Mazatlán

Urgen apoyos para reparar lanchas y vigilar las lagunas

Mientras llega la próxima temporada de capturas, esperan que el gobierno libere recursos para rehabilitar embarcaciones y redes

Por  Orlando Samaniego

Foto:DEBATE/ Victor Hugo Olivas

Foto:DEBATE/ Victor Hugo Olivas

Mazatlán.-La actividad pesquera está frenada como consecuencia de la veda del camarón, pero los pescadores de  la zona de El Walamo siempre están ocupados. 

Solo 20 de los 114 miembros de la cooperativa Nueva Sinaloense pudieron obtener el beneficio de un sueldo mínimo de 88.36 pesos por ocho horas diarias, dentro del programa de Empleo Temporal.

Señalan que el dinero es insuficiente, además de que solo se autorizó para 22 días. 

Foto:DEBATE/ Victor Hugo Olivas 

Algunos pescadores se dedican a reforzar troncos en la base de la laguna, de donde amarran sus lanchas para cuando llegue la temporada de pesca.

Otros limpian la laguna de estacas o bancos de lodo que dificultan su paso al golpear las embarcaciones o los motores. También retiran basura. 

Requieren apoyos

José Luis Rodríguez, dirigente de la cooperativa Nueva Sinaloense, de El Walamo, indica que ellos tienen 42 embarcaciones registradas. 

La mayoría de estas tiene un tiempo de vida mayor a los 15 años, por lo que les urgen reparaciones, pero no tienen los recursos para realizarlas.

Con el dinero que les dejó la temporada de pesca anterior tratan de subsistir, por lo que no pueden dedicarlo a la compra de fibras, resinas o secantes que se requieren para arreglar sus lanchas.

Foto:DEBATE/ Victor Hugo Olivas 

Para rehabilitarlas necesitan un promedio de 2 mil pesos de material por cada lancha.  Esperan que el gobierno les brinde este apoyo para repararlas ellos mismos.

Buscan sobrevivir

Solamente un puñado de los 114 miembros de la cooperativa Nueva Sinaloense permanece en la zona de pesca durante la temporada de veda. 

En este periodo se dedican a actividades distintas, en especial a cultivos, como las hortalizas o el  corte de mango. 

Foto:DEBATE/ Victor Hugo Olivas

Pero también el trabajo en el campo está en sus últimas semanas. De mediados de junio hasta septiembre –cuando se suele levantar la veda– los pescadores y sus familias viven lo más difícil.

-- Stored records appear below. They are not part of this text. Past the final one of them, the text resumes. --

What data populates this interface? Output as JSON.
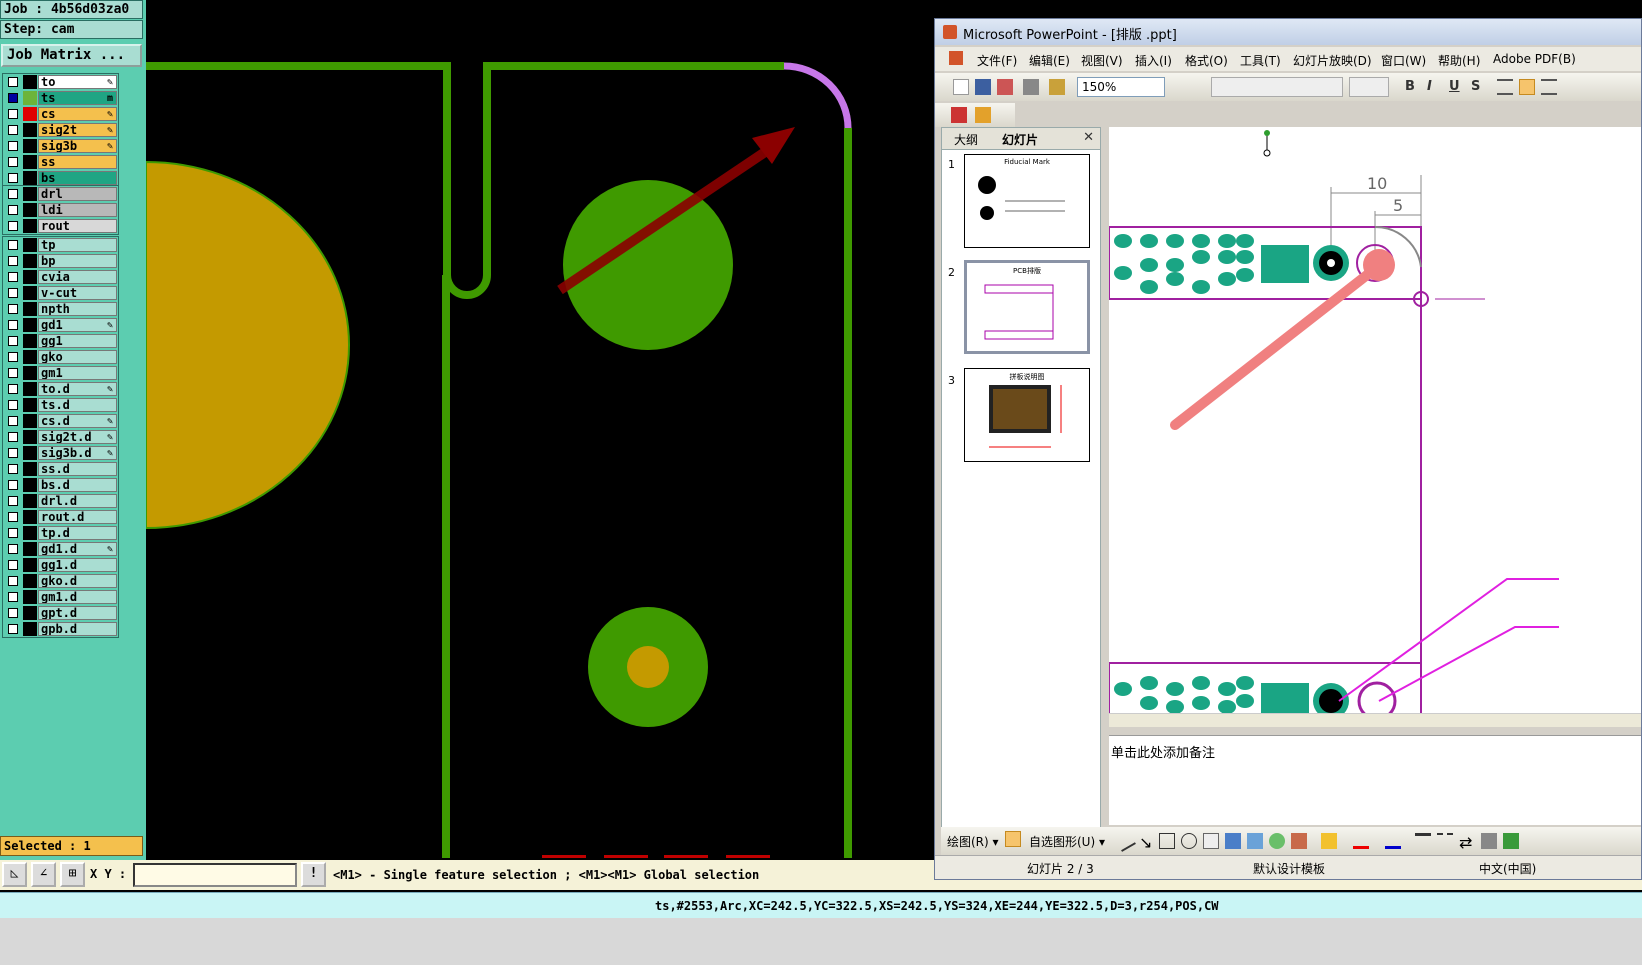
{
  "genesis": {
    "job_label": "Job : 4b56d03za0",
    "step_label": "Step: cam",
    "job_matrix_button": "Job Matrix ...",
    "layer_groups": [
      [
        {
          "name": "to",
          "color": "#ffffff",
          "checked": false,
          "mark": "✎"
        },
        {
          "name": "ts",
          "color": "#1fa584",
          "checked": true,
          "mark": "m",
          "active": true
        },
        {
          "name": "cs",
          "color": "#f4c04d",
          "checked": false,
          "mark": "✎",
          "swatch": "#e00000"
        },
        {
          "name": "sig2t",
          "color": "#f4c04d",
          "checked": false,
          "mark": "✎"
        },
        {
          "name": "sig3b",
          "color": "#f4c04d",
          "checked": false,
          "mark": "✎"
        },
        {
          "name": "ss",
          "color": "#f4c04d",
          "checked": false,
          "mark": ""
        },
        {
          "name": "bs",
          "color": "#1fa584",
          "checked": false,
          "mark": ""
        }
      ],
      [
        {
          "name": "drl",
          "color": "#b8b8b8",
          "checked": false,
          "mark": ""
        },
        {
          "name": "ldi",
          "color": "#b8b8b8",
          "checked": false,
          "mark": ""
        },
        {
          "name": "rout",
          "color": "#d8d8d8",
          "checked": false,
          "mark": ""
        }
      ],
      [
        {
          "name": "tp",
          "color": "#a9ddd2",
          "checked": false,
          "mark": ""
        },
        {
          "name": "bp",
          "color": "#a9ddd2",
          "checked": false,
          "mark": ""
        },
        {
          "name": "cvia",
          "color": "#a9ddd2",
          "checked": false,
          "mark": ""
        },
        {
          "name": "v-cut",
          "color": "#a9ddd2",
          "checked": false,
          "mark": ""
        },
        {
          "name": "npth",
          "color": "#a9ddd2",
          "checked": false,
          "mark": ""
        },
        {
          "name": "gd1",
          "color": "#a9ddd2",
          "checked": false,
          "mark": "✎"
        },
        {
          "name": "gg1",
          "color": "#a9ddd2",
          "checked": false,
          "mark": ""
        },
        {
          "name": "gko",
          "color": "#a9ddd2",
          "checked": false,
          "mark": ""
        },
        {
          "name": "gm1",
          "color": "#a9ddd2",
          "checked": false,
          "mark": ""
        },
        {
          "name": "to.d",
          "color": "#a9ddd2",
          "checked": false,
          "mark": "✎"
        },
        {
          "name": "ts.d",
          "color": "#a9ddd2",
          "checked": false,
          "mark": ""
        },
        {
          "name": "cs.d",
          "color": "#a9ddd2",
          "checked": false,
          "mark": "✎"
        },
        {
          "name": "sig2t.d",
          "color": "#a9ddd2",
          "checked": false,
          "mark": "✎"
        },
        {
          "name": "sig3b.d",
          "color": "#a9ddd2",
          "checked": false,
          "mark": "✎"
        },
        {
          "name": "ss.d",
          "color": "#a9ddd2",
          "checked": false,
          "mark": ""
        },
        {
          "name": "bs.d",
          "color": "#a9ddd2",
          "checked": false,
          "mark": ""
        },
        {
          "name": "drl.d",
          "color": "#a9ddd2",
          "checked": false,
          "mark": ""
        },
        {
          "name": "rout.d",
          "color": "#a9ddd2",
          "checked": false,
          "mark": ""
        },
        {
          "name": "tp.d",
          "color": "#a9ddd2",
          "checked": false,
          "mark": ""
        },
        {
          "name": "gd1.d",
          "color": "#a9ddd2",
          "checked": false,
          "mark": "✎"
        },
        {
          "name": "gg1.d",
          "color": "#a9ddd2",
          "checked": false,
          "mark": ""
        },
        {
          "name": "gko.d",
          "color": "#a9ddd2",
          "checked": false,
          "mark": ""
        },
        {
          "name": "gm1.d",
          "color": "#a9ddd2",
          "checked": false,
          "mark": ""
        },
        {
          "name": "gpt.d",
          "color": "#a9ddd2",
          "checked": false,
          "mark": ""
        },
        {
          "name": "gpb.d",
          "color": "#a9ddd2",
          "checked": false,
          "mark": ""
        }
      ]
    ],
    "selected_label": "Selected : 1",
    "xy_label": "X Y :",
    "xy_value": "",
    "command_hint": "<M1> - Single feature selection ; <M1><M1> Global selection",
    "status_line": "ts,#2553,Arc,XC=242.5,YC=322.5,XS=242.5,YS=324,XE=244,YE=322.5,D=3,r254,POS,CW",
    "colors": {
      "panel_bg": "#5ccdb0",
      "feature_green": "#3f9a00",
      "pad_gold": "#c49a00",
      "selected_arc": "#c777e8",
      "arrow": "#8b0000"
    }
  },
  "powerpoint": {
    "title": "Microsoft PowerPoint - [排版 .ppt]",
    "menu": [
      "文件(F)",
      "编辑(E)",
      "视图(V)",
      "插入(I)",
      "格式(O)",
      "工具(T)",
      "幻灯片放映(D)",
      "窗口(W)",
      "帮助(H)",
      "Adobe PDF(B)"
    ],
    "zoom": "150%",
    "format_buttons": [
      "B",
      "I",
      "U",
      "S"
    ],
    "pane_tabs": [
      "大纲",
      "幻灯片"
    ],
    "close_glyph": "✕",
    "slides": [
      {
        "num": "1",
        "title": "Fiducial Mark"
      },
      {
        "num": "2",
        "title": "PCB排版"
      },
      {
        "num": "3",
        "title": "拼板说明图"
      }
    ],
    "slide_dims": {
      "top": "10",
      "right": "5"
    },
    "notes_placeholder": "单击此处添加备注",
    "draw_label": "绘图(R) ▾",
    "autoshapes_label": "自选图形(U) ▾",
    "status": {
      "slide": "幻灯片 2 / 3",
      "template": "默认设计模板",
      "language": "中文(中国)"
    }
  }
}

Pero el fin del trabajo en el campo desata un problema mayor: el furtivismo.

Exigen vigilancia

Ayer, mientras reporteros de EL DEBATE acompañaron a cooperativistas a un recorrido por la zona de El Ostial, los pescadores identificaron huellas de personas, así como rastros del uso de artes de pesca en la zona; igualmente una lámpara de mano, la cual sí funcionaba.

Foto:DEBATE/ Victor Hugo Olivas

Para los ribereños, todo son evidencias claras de que los “changueros” no dejan de operar todo el año. Incluso, señalaron que había personas en algunos puntos de la zona rural vendiendo camarón fresco, el cual no puede ser de otro sitio que de su sistema lagunar.

Ramón Alberto Gárate, pescador de 56 años, indicó que ellos vigilan sus lagunas, pero no es su tarea enfrentar a los furtivos, por los riesgos, ya que andan a caballo y pueden estar hasta armados. A él mismo ya le tocó ser golpeado por pescadores furtivos hace cuatro años.

“Nosotros lo que hacemos es decirles que se vayan, que está mal lo que están haciendo o los espantamos con que dizque vienen ya los inspectores, pero no podemos enfrentarlos. A veces nomás se meten al monte, nos vamos y vuelven a salir”, indicó.

Actualmente, los cooperativistas se turnan para vigilar por las noches. La labor es peligrosa y cara, pues deben gastar combustible para recorrer. Piden apoyos para estas labores, pues temen que el ‘changuerismo’ se incremente cuando se acabe el mango en la región.